Может быть, подумают, будто я воспитывался где-то в глуши? Нет, я воспитывался в городе, в самом центре города. Не в руинах, к примеру, не в горах и не на берегу озера. Мои родители и их присные до сих пор были хмуры и серы из-за моего упрека, но вот они легко отстранили его и улыбаются, потому что я снял с них мои руки и приложил их ко лбу и думаю: мне бы быть маленьким обитателем руин, вслушивающимся в гомон галок, осененным их тенью, освежающимся под холодной луной, – пусть вначале я и был бы чуть слаб под грузом добрых качеств, которые должны были бы буйно, как сорная трава, разрастись во мне, обожженном солнцем, сквозь развалины пробивающимся со всех сторон и светящим на мое свитое из плюща ложе.
27 ноября
Бернхард Келлерман читал вслух. «Кое-что неопубликованное из моих сочинений» – так он начал. По-видимому, милый человек; почти седые, торчком стоящие волосы, старательно, чисто выбрит, острый нос, желваки перекатываются, как волны, на скулах. Писатель он посредственный, хотя есть хорошо написанные куски (какой-то мужчина выходит в коридор, кашляет и оглядывается, нет ли здесь кого-нибудь); честный человек, он хочет прочитать то, что пообещал, но публика не дает, испугавшись первого рассказа о психиатрической лечебнице: из-за скуки, навеваемой манерой чтения, слушатели, несмотря на известную занимательность рассказа, все время поодиночке выходят с такой ретивостью, будто по соседству читают что-то другое. Когда он, прочитав треть рассказа, остановился, чтобы выпить минеральной воды, ушло уже много народа. Он испугался. «Скоро конец», – просто соврал он.
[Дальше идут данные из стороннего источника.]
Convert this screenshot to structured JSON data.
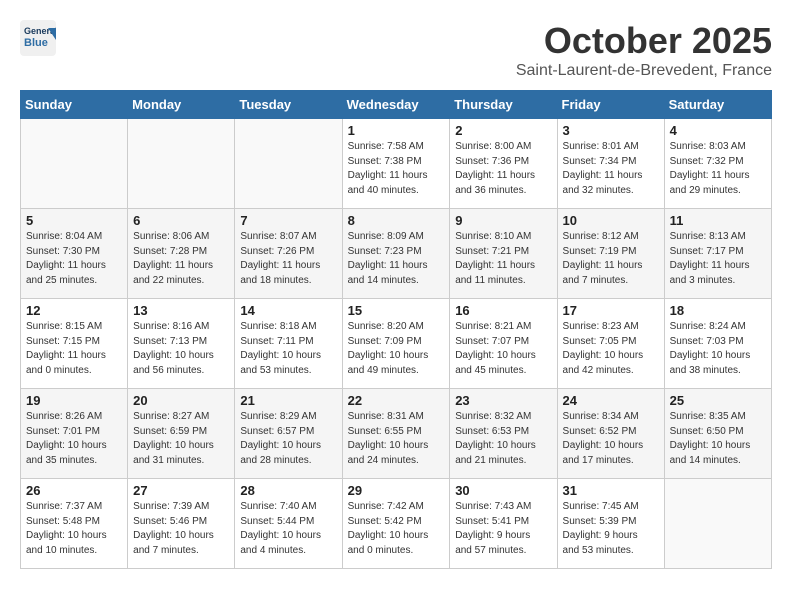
{
  "header": {
    "logo_line1": "General",
    "logo_line2": "Blue",
    "month": "October 2025",
    "location": "Saint-Laurent-de-Brevedent, France"
  },
  "weekdays": [
    "Sunday",
    "Monday",
    "Tuesday",
    "Wednesday",
    "Thursday",
    "Friday",
    "Saturday"
  ],
  "weeks": [
    [
      {
        "day": "",
        "info": ""
      },
      {
        "day": "",
        "info": ""
      },
      {
        "day": "",
        "info": ""
      },
      {
        "day": "1",
        "info": "Sunrise: 7:58 AM\nSunset: 7:38 PM\nDaylight: 11 hours\nand 40 minutes."
      },
      {
        "day": "2",
        "info": "Sunrise: 8:00 AM\nSunset: 7:36 PM\nDaylight: 11 hours\nand 36 minutes."
      },
      {
        "day": "3",
        "info": "Sunrise: 8:01 AM\nSunset: 7:34 PM\nDaylight: 11 hours\nand 32 minutes."
      },
      {
        "day": "4",
        "info": "Sunrise: 8:03 AM\nSunset: 7:32 PM\nDaylight: 11 hours\nand 29 minutes."
      }
    ],
    [
      {
        "day": "5",
        "info": "Sunrise: 8:04 AM\nSunset: 7:30 PM\nDaylight: 11 hours\nand 25 minutes."
      },
      {
        "day": "6",
        "info": "Sunrise: 8:06 AM\nSunset: 7:28 PM\nDaylight: 11 hours\nand 22 minutes."
      },
      {
        "day": "7",
        "info": "Sunrise: 8:07 AM\nSunset: 7:26 PM\nDaylight: 11 hours\nand 18 minutes."
      },
      {
        "day": "8",
        "info": "Sunrise: 8:09 AM\nSunset: 7:23 PM\nDaylight: 11 hours\nand 14 minutes."
      },
      {
        "day": "9",
        "info": "Sunrise: 8:10 AM\nSunset: 7:21 PM\nDaylight: 11 hours\nand 11 minutes."
      },
      {
        "day": "10",
        "info": "Sunrise: 8:12 AM\nSunset: 7:19 PM\nDaylight: 11 hours\nand 7 minutes."
      },
      {
        "day": "11",
        "info": "Sunrise: 8:13 AM\nSunset: 7:17 PM\nDaylight: 11 hours\nand 3 minutes."
      }
    ],
    [
      {
        "day": "12",
        "info": "Sunrise: 8:15 AM\nSunset: 7:15 PM\nDaylight: 11 hours\nand 0 minutes."
      },
      {
        "day": "13",
        "info": "Sunrise: 8:16 AM\nSunset: 7:13 PM\nDaylight: 10 hours\nand 56 minutes."
      },
      {
        "day": "14",
        "info": "Sunrise: 8:18 AM\nSunset: 7:11 PM\nDaylight: 10 hours\nand 53 minutes."
      },
      {
        "day": "15",
        "info": "Sunrise: 8:20 AM\nSunset: 7:09 PM\nDaylight: 10 hours\nand 49 minutes."
      },
      {
        "day": "16",
        "info": "Sunrise: 8:21 AM\nSunset: 7:07 PM\nDaylight: 10 hours\nand 45 minutes."
      },
      {
        "day": "17",
        "info": "Sunrise: 8:23 AM\nSunset: 7:05 PM\nDaylight: 10 hours\nand 42 minutes."
      },
      {
        "day": "18",
        "info": "Sunrise: 8:24 AM\nSunset: 7:03 PM\nDaylight: 10 hours\nand 38 minutes."
      }
    ],
    [
      {
        "day": "19",
        "info": "Sunrise: 8:26 AM\nSunset: 7:01 PM\nDaylight: 10 hours\nand 35 minutes."
      },
      {
        "day": "20",
        "info": "Sunrise: 8:27 AM\nSunset: 6:59 PM\nDaylight: 10 hours\nand 31 minutes."
      },
      {
        "day": "21",
        "info": "Sunrise: 8:29 AM\nSunset: 6:57 PM\nDaylight: 10 hours\nand 28 minutes."
      },
      {
        "day": "22",
        "info": "Sunrise: 8:31 AM\nSunset: 6:55 PM\nDaylight: 10 hours\nand 24 minutes."
      },
      {
        "day": "23",
        "info": "Sunrise: 8:32 AM\nSunset: 6:53 PM\nDaylight: 10 hours\nand 21 minutes."
      },
      {
        "day": "24",
        "info": "Sunrise: 8:34 AM\nSunset: 6:52 PM\nDaylight: 10 hours\nand 17 minutes."
      },
      {
        "day": "25",
        "info": "Sunrise: 8:35 AM\nSunset: 6:50 PM\nDaylight: 10 hours\nand 14 minutes."
      }
    ],
    [
      {
        "day": "26",
        "info": "Sunrise: 7:37 AM\nSunset: 5:48 PM\nDaylight: 10 hours\nand 10 minutes."
      },
      {
        "day": "27",
        "info": "Sunrise: 7:39 AM\nSunset: 5:46 PM\nDaylight: 10 hours\nand 7 minutes."
      },
      {
        "day": "28",
        "info": "Sunrise: 7:40 AM\nSunset: 5:44 PM\nDaylight: 10 hours\nand 4 minutes."
      },
      {
        "day": "29",
        "info": "Sunrise: 7:42 AM\nSunset: 5:42 PM\nDaylight: 10 hours\nand 0 minutes."
      },
      {
        "day": "30",
        "info": "Sunrise: 7:43 AM\nSunset: 5:41 PM\nDaylight: 9 hours\nand 57 minutes."
      },
      {
        "day": "31",
        "info": "Sunrise: 7:45 AM\nSunset: 5:39 PM\nDaylight: 9 hours\nand 53 minutes."
      },
      {
        "day": "",
        "info": ""
      }
    ]
  ]
}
Когда он закончил, все встали, раздались аплодисменты, прозвучавшие так, словно все поднялись, а один остался сидеть и аплодировал для собственного удовольствия. Келлерман хотел читать дальше – еще один рассказ или даже несколько. Увидев, что все уходят, он только рот раскрыл. Наконец, по чьему-то совету, он сказал: «Я хотел бы еще прочитать небольшую сказку, это займет всего пятнадцать минут. Сделаем пятиминутный перерыв». Кое-кто остался, и он прочитал сказку, вполне дававшую слушателям право бежать через зал чуть ли не по головам соседей к выходу.
15 декабря
Своим выводам из моего нынешнего, уже почти год длящегося состояния я просто не верю – для этого мое состояние слишком серьезно. Я даже не знаю, могу ли я сказать, что это состояние не новое. Во всяком случае, я думаю: состояние это ново, подобные у меня бывали, но такое – еще никогда. Я словно из камня, я словно надгробный памятник себе, нет даже щелки для сомнения или веры, для любви или отвращения, для отваги или страха перед чем-то определенным или вообще, – живет лишь шаткая надежда; бесплодная, как надписи на надгробиях. Почти ни одно слово, что я пишу, не сочетается с другим, я слышу, как согласные с металлическим лязгом трутся друг о друга, а гласные подпевают им, как негры на подмостках. Сомнения кольцом окружают каждое слово, я вижу их раньше, чем само слово, да что я говорю! – я вообще не вижу слова, я выдумываю его. Но это еще было бы не самым большим несчастьем, если бы я мог выдумывать слова, которые развеяли бы трупный запах, чтобы он не ударял сразу в нос мне и читателю.
1
Запись от 19 июля приведена в «Дневниках» в трех вариантах (здесь публикуется третий). Из разночтений наиболее существенна имеющаяся только во втором варианте фраза: «Короче говоря, этот упрек всажен, как кинжал, во все общество, и никто-повторяю: к сожалению, никто-не уверен, что острие кинжала не вылезет вдруг спереди, или сзади, или сбоку».